では、車両ごとの混雑状況はどうなのでしょうか。ピーク60分について分析しました(表4)。

表4. 各車両の混雑状況(ピーク60分)

東海道線の混雑状況(平日朝ラッシュ時、川崎-品川、車両ごと)

最も混雑しているのは6号車で、7号車もそれに準じた混雑になっています。この他に、8~11号車もそれなりに混雑しています。逆に、1号車、14号車と15号車が比較的穴場です。最も混んでいる6号車は、最も空いている14号車のおおよそ1.3倍混んでいます。

コラム.公式発表との違い
公式発表では混雑率は191%とされています。一方、今回の調査結果ではそこまで混雑していません。その理由を探ってみましょう。

首都圏の混雑率の統計データを見てみましょう。そこをどれだけ探しても湘南新宿ラインはありません。それもそのはずで、湘南新宿ラインは東海道線と山手線を通ることになっています。この時間帯は湘南新宿ラインは3本運転(※)されていますが、輸送力からは除外されています。湘南新宿ラインにも多数の乗客が乗っているにも関わらずです。東海道線はピーク1時間に18本が運転されていますが、本当は21本と考えるべきです。すると、2018年度の混雑率の191%は163.7%となります。
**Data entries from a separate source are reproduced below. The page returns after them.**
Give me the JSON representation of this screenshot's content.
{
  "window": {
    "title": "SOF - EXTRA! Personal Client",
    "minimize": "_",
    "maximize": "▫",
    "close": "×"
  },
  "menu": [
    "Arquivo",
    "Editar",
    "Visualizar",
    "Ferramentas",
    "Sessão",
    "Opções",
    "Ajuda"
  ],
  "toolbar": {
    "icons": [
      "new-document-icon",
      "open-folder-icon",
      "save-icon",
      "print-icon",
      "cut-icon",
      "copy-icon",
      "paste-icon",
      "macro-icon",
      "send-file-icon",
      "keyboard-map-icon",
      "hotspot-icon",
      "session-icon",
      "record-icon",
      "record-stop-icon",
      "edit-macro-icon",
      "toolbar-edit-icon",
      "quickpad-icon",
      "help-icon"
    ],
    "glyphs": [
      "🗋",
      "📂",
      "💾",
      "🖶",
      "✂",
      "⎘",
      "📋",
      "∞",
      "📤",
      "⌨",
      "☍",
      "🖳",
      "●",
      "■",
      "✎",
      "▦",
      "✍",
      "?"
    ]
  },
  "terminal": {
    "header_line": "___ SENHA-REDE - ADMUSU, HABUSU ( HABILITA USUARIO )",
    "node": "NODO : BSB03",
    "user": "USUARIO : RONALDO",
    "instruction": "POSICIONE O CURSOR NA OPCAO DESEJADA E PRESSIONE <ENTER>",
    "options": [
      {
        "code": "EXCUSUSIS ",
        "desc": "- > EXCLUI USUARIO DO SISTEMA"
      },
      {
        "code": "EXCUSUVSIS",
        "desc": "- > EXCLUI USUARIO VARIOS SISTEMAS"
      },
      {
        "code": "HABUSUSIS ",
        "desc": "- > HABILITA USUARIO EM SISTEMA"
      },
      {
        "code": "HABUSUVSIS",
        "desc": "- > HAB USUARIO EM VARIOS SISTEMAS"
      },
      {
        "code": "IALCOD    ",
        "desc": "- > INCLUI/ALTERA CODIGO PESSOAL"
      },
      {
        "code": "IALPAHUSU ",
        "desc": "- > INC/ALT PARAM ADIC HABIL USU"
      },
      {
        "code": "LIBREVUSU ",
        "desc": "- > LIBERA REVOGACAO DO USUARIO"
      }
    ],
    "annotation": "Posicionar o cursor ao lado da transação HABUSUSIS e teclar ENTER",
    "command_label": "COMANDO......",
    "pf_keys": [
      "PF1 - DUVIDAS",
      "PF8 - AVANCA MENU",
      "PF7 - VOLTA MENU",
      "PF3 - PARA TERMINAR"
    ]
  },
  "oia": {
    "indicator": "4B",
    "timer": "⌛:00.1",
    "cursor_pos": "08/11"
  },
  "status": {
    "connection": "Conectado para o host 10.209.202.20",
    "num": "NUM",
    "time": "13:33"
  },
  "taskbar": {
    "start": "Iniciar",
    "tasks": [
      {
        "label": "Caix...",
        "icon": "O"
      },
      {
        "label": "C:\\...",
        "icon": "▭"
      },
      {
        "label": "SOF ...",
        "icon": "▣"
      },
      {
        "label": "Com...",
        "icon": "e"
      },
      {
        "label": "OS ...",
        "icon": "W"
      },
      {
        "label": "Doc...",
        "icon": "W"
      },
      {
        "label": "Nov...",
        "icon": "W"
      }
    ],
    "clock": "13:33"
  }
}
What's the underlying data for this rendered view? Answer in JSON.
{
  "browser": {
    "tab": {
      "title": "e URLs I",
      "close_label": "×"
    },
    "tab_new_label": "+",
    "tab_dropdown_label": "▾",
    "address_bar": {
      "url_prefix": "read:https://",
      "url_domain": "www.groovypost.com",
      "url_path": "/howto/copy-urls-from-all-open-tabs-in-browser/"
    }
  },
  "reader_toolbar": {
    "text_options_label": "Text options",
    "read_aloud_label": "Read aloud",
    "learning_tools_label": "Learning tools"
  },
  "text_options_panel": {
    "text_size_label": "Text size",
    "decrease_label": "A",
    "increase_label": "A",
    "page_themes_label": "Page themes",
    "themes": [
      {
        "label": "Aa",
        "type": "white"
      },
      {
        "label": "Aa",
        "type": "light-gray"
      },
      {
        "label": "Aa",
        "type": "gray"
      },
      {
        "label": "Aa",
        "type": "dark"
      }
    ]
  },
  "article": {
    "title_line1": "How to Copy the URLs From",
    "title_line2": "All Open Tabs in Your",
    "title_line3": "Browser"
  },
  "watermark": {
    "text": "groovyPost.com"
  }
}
※湘南新宿ラインのうち、東海道線(平塚方面)からやってくる列車の本数をカウントしています。横須賀線からの列車については、横須賀線のほうでカウントするべきものです。

では、本当にそうでしょうか。公式発表の輸送力にはグリーン車は入っていません。グリーン車の座席数は180席です。混雑率163.7%ということは、(1両140人とすると)1両あたり229人乗っていることになります。普通車は13両ありますので、1編成あたり229人/両×13両=2977人乗っていることになります。しかし、このうち180人はグリーン車に乗っていますので、普通車には2797人しか乗っていません。2797人を1両あたりの定員140人と13で割ると、153.7%となります。

これでもじゅうぶんではありません。東海道線にはライナー列車が数多く運転され、ライナーの定員も考える必要があります。ラッシュピーク時に運転されるライナーは4本あります(表5)。

表5. ラッシュ時運転のライナー一覧

湘南ライナー一覧(ピーク時運転ぶん)

185系ライナーが並ぶ(品川)

写真5. ライナーが2本並んだ(旅客線経由の手前と貨物線経由の奥、ただしこれらは7:40着)

湘南ライナーが3本、おはようライナー新宿が1本運転されています。これらの供給座席数は合計で3450席です。逆にいうと、3450人ぶん一般の列車が空いていることを示します。ラッシュピーク時には湘南新宿ラインを含めて21本ありますので、列車1本あたり164人だけ乗る人が少ないことを示しています。普通車の13両で割ると、1両あたり12人だけ空くことになります。定員が140人とすると、混雑率にして8.5%ぶんです。さきほど、153.7%と書きましたので、ここから8.5%を差し引いて、本当の混雑率は145.2%となります。

一方、現場での感覚では143%でした。この両者にはそこまで違いはありません。

ダイヤ案を考える

では、どのようなダイヤが良いのでしょうか。少し考えてみましょう。

長距離路線の東海道線という性質上、混雑率は130%以内が理想です。現在は湘南新宿ラインを含めて1時間に21本ですが、(湘南新宿ラインが通る新宿も含めて)終点がスルー運転が可能で、以前の車両よりも加速性能が向上しているので、1時間に24本運転は可能でしょう。このうち、4本が湘南新宿ラインに入り、残り20本が東海道線東京方面行きが割り当てというのが自然な姿です。そうすれば、混雑率は143.3%から129.0%にまで緩和します。そうすれば、かなりの快適通勤が可能です。また、湘南ライナーに使用される車両を2階建て15両(ただし普通車は転換クロスシート)とすれば、もう少しの混雑緩和も可能です。

また、将来的には羽田アクセス線を横浜方面に伸ばして、羽田空港を介して東海道線(貨物線)-りんかい線の系統を新設して、お台場地区に用がある人をこちらに横流しするという考えも必要でしょう。

(インターネットでの情報とは異なり)意外と通勤にゆとりのある東海道線。現状で満足せずに、少しでも所要時間を短縮し、混雑を緩和する方策を考え、実行してもらいたいものです。